Nun, aku pernah tinggal lama di sebuah kampung bernama ponggalan. Konon, kampung yang sekarang sudah menjadi perkotaan itu dulunya sebuah desa. Setidaknya pinggiran kota yang masih didominasi orang-orang yang bekerja di sawah alias bertani. Pun aku masih mengalami masa-masa ketika di musim tertentu orang-orang memanggil anak-anak untuk mengadakan wiwitan. Wiwitan adalah semacam membuat tumpeng kecil dengan sayuran, potongan telur, ikan asin, tempe garit dan teh yang digilir dengan gelas omprong. Maka anak-anak kecil tanpa perlu dipanggil sudah berlarian mengular, membututi petani yang sedang mengendong nasi wiwit itu ke pematang menuju petak sawah yang akan digarapnya. Lantas, beberapa pincuk atau  tempat makan dari daun pisang sudah disipakan untuk kami anak-anak berbagi nasi wiwitan tersebut. Masing anak mendapat 1 pincuk kecil nasi, lalap sayur, potongan tempe garit, ikan asin dan paling hits atau istilah kami adalah pukulan gongnya adalah sepotong, tepatnya seperdelapan potong telur rebus.
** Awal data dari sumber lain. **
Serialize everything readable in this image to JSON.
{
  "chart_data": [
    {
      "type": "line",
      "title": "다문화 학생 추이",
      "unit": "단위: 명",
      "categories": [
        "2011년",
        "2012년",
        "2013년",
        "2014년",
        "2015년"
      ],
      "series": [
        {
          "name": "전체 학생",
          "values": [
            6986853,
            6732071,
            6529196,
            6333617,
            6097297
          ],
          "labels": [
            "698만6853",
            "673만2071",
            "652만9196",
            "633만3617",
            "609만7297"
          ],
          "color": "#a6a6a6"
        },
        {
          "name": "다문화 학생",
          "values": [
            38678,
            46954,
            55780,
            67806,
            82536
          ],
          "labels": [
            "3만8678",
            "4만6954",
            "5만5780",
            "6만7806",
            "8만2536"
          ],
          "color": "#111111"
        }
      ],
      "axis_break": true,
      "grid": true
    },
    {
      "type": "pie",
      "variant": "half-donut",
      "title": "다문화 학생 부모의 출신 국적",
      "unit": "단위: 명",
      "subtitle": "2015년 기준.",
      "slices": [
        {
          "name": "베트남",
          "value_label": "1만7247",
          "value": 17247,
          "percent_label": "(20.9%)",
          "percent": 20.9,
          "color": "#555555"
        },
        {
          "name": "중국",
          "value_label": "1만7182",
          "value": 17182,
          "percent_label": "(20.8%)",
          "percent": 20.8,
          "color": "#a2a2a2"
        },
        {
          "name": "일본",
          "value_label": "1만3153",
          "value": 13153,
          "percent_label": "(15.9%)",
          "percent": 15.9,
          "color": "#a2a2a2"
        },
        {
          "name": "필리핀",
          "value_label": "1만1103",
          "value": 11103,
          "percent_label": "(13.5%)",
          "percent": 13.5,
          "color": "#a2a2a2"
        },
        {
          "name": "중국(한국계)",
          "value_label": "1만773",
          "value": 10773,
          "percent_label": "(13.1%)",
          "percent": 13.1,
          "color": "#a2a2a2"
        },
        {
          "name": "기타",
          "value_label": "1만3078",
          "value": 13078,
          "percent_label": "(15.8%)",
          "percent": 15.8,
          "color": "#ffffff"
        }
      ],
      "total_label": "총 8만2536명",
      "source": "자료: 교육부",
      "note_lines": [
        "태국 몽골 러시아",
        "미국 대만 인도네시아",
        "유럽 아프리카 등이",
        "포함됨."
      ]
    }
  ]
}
Itu sungguh nikmat sekali. Tetapi kurun itu sudah berlalu lama-sekali, terkikis habis seiring dibukanya akses aspal lebar dan perkembangan pesat kota kami.
--------
Ponggalan beberapa tahun belakangan terus bergerak. Rumah-rumah baru bermunculan, orang-orang berdatangan. Apalagi kini ada kampus baru agak berdekatan dengan kampung kami, sehingga banyak mahasiswa, paling banyak mahasiswi yang indekos di kampung kami. Maka bisnis kamar kos, laundry sampai warung-warung mulai bermunculan. Depan rumah masih kokoh 2 pohon durian tua. Seingatku itu adalah tahun 2000an dan 2 pohon itu adalah durian terakhir di kampung kami.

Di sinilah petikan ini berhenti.